Promises
starring a bunch of Israeli and Palestinian kids

5 stars

by Stephen Notley

A documentary asks Palestinian and Israeli kids what they think of the occupation. On paper, it's a simple premise. On screen, it's shattering.

It's impossible to come into a movie like this without some kind of take or preconceived position, looking for justification on one side and condemnation on the other. But Promises isn't that easy. There's no blame game, no chapter and verse on the hurts done one side to the other, no atrocity number games. Promises just burns all that bullshit away by simply picking out some smart, good kids, following them around and letting them talk.

And, as it always is when you confront reality, it's surprising at every turn. Yarko and Daniel, two secular Israeli twins, watch the Orthodox Jews at the Wailing Wall and shudder at their creepiness. Sanabel, a Palestinian in a refugee camp, chats about her dancing as a pink Trollkin winks on a shelf behind her. Faraj, a Palestinan refugee, sneaks across the border with the filmmakers and his grandma to see her old village, only to find a wooded area with random rocks and rubble, an un-town.

The images alone, the simple facts they show, are reason enough to see the movie. We see the standard touchstones --the Wailing Wall, the Dome of the Rock-- but we also see the streets, Jerusalem as a town, a city where Jews and Arabs both live. We see that Mahmoud, a Jerusalem Arab, has a nicer bathroom than settler Moishe in the territories. And we see the checkpoints, the barriers, the unstoppable fact of life, with smirking Israeli soldiers, vans full of palestinians stopped, an old woman ordered off the van and back down the road, the van goes on.

But the images are only pictures, and once we start getting into some of these kids' lives, Promises digs into truths that hurt to think about. Parts of this film feel like a punch in the stomach, and other parts feel like hope. These know their histories, these kids, know the crimes the others have done. But they haven't yet quite learned the hate, and without the hate the rest of it just seems so stupid.

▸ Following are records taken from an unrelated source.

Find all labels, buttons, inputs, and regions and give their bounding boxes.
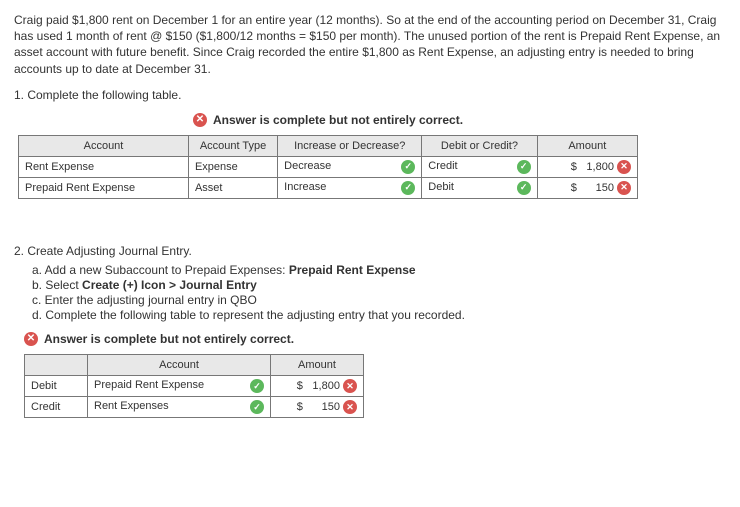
x-icon: ✕ — [343, 400, 357, 414]
t1-r1-incdec: Increase ✓ — [278, 177, 422, 198]
q2-steps: a. Add a new Subaccount to Prepaid Expen… — [14, 263, 726, 322]
status-bar-2: ✕ Answer is complete but not entirely co… — [24, 332, 364, 346]
t1-r1-amount: $ 150 ✕ — [537, 177, 637, 198]
x-icon: ✕ — [617, 181, 631, 195]
t2-r1-side: Credit — [25, 397, 88, 418]
t1-r0-incdec: Decrease ✓ — [278, 156, 422, 177]
table-row: Credit Rent Expenses ✓ $ 150 ✕ — [25, 397, 364, 418]
t2-r0-amount: $ 1,800 ✕ — [271, 376, 364, 397]
t1-r0-type: Expense — [188, 156, 277, 177]
t1-r0-amount: $ 1,800 ✕ — [537, 156, 637, 177]
t1-h-drcr: Debit or Credit? — [422, 135, 537, 156]
intro-text: Craig paid $1,800 rent on December 1 for… — [14, 12, 726, 77]
t2-h-amount: Amount — [271, 355, 364, 376]
check-icon: ✓ — [401, 181, 415, 195]
q2-step-b: b. Select Create (+) Icon > Journal Entr… — [32, 278, 726, 292]
x-icon: ✕ — [343, 379, 357, 393]
t1-r1-account: Prepaid Rent Expense — [19, 177, 189, 198]
status-text-2: Answer is complete but not entirely corr… — [44, 332, 294, 346]
check-icon: ✓ — [517, 160, 531, 174]
table-1: Account Account Type Increase or Decreas… — [18, 135, 638, 199]
table-row: Debit Prepaid Rent Expense ✓ $ 1,800 ✕ — [25, 376, 364, 397]
check-icon: ✓ — [401, 160, 415, 174]
t1-h-incdec: Increase or Decrease? — [278, 135, 422, 156]
t1-r1-type: Asset — [188, 177, 277, 198]
t1-r1-drcr: Debit ✓ — [422, 177, 537, 198]
q1-prompt: 1. Complete the following table. — [14, 87, 726, 103]
t2-h-blank — [25, 355, 88, 376]
t1-r0-drcr: Credit ✓ — [422, 156, 537, 177]
status-bar-1: ✕ Answer is complete but not entirely co… — [18, 113, 638, 127]
q2-step-d: d. Complete the following table to repre… — [32, 308, 726, 322]
t1-h-account: Account — [19, 135, 189, 156]
t1-h-type: Account Type — [188, 135, 277, 156]
status-x-icon: ✕ — [193, 113, 207, 127]
q2-step-c: c. Enter the adjusting journal entry in … — [32, 293, 726, 307]
t2-h-account: Account — [88, 355, 271, 376]
table-row: Prepaid Rent Expense Asset Increase ✓ De… — [19, 177, 638, 198]
t1-h-amount: Amount — [537, 135, 637, 156]
t2-r0-side: Debit — [25, 376, 88, 397]
check-icon: ✓ — [250, 379, 264, 393]
q2-prompt: 2. Create Adjusting Journal Entry. — [14, 243, 726, 259]
x-icon: ✕ — [617, 160, 631, 174]
t1-r0-account: Rent Expense — [19, 156, 189, 177]
t2-r1-amount: $ 150 ✕ — [271, 397, 364, 418]
status-x-icon: ✕ — [24, 332, 38, 346]
table-row: Rent Expense Expense Decrease ✓ Credit ✓… — [19, 156, 638, 177]
q2-step-a: a. Add a new Subaccount to Prepaid Expen… — [32, 263, 726, 277]
t2-r0-account: Prepaid Rent Expense ✓ — [88, 376, 271, 397]
check-icon: ✓ — [517, 181, 531, 195]
table-2: Account Amount Debit Prepaid Rent Expens… — [24, 354, 364, 418]
t2-r1-account: Rent Expenses ✓ — [88, 397, 271, 418]
status-text-1: Answer is complete but not entirely corr… — [213, 113, 463, 127]
check-icon: ✓ — [250, 400, 264, 414]
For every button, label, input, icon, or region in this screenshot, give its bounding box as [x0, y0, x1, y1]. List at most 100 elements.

And then, the tendril. Yarko and Daniel see a photo of Faraj. They're smart, thoughtful kids, and they muse about meeting him. During another interview, Faraj borrows the filmmaker's phone and calls the twins. The Palestinian kids debate the possibility of having them visit, throwing out truths like a roomful of Jesi. "His father may have killed your father!" "But children are innocent." "If we refuse to meet them, how can things ever change?"

And yes, the twins do visit. And is it a Disney-perfect situation, where the kids learn they're really not so different, play games and soccer together, laugh and have fun because they're kids? Of course it is. And then later, do they talk through an interpreter about how their feelings have changed while knowing that they have to get back to real life, where Israeli and Palenstinian kids never, ever play soccer together? Yes. And is it blindingly real and utterly wrenching seeing how simple and obvious and useless and impossible it all is? More than I can say. See Promises.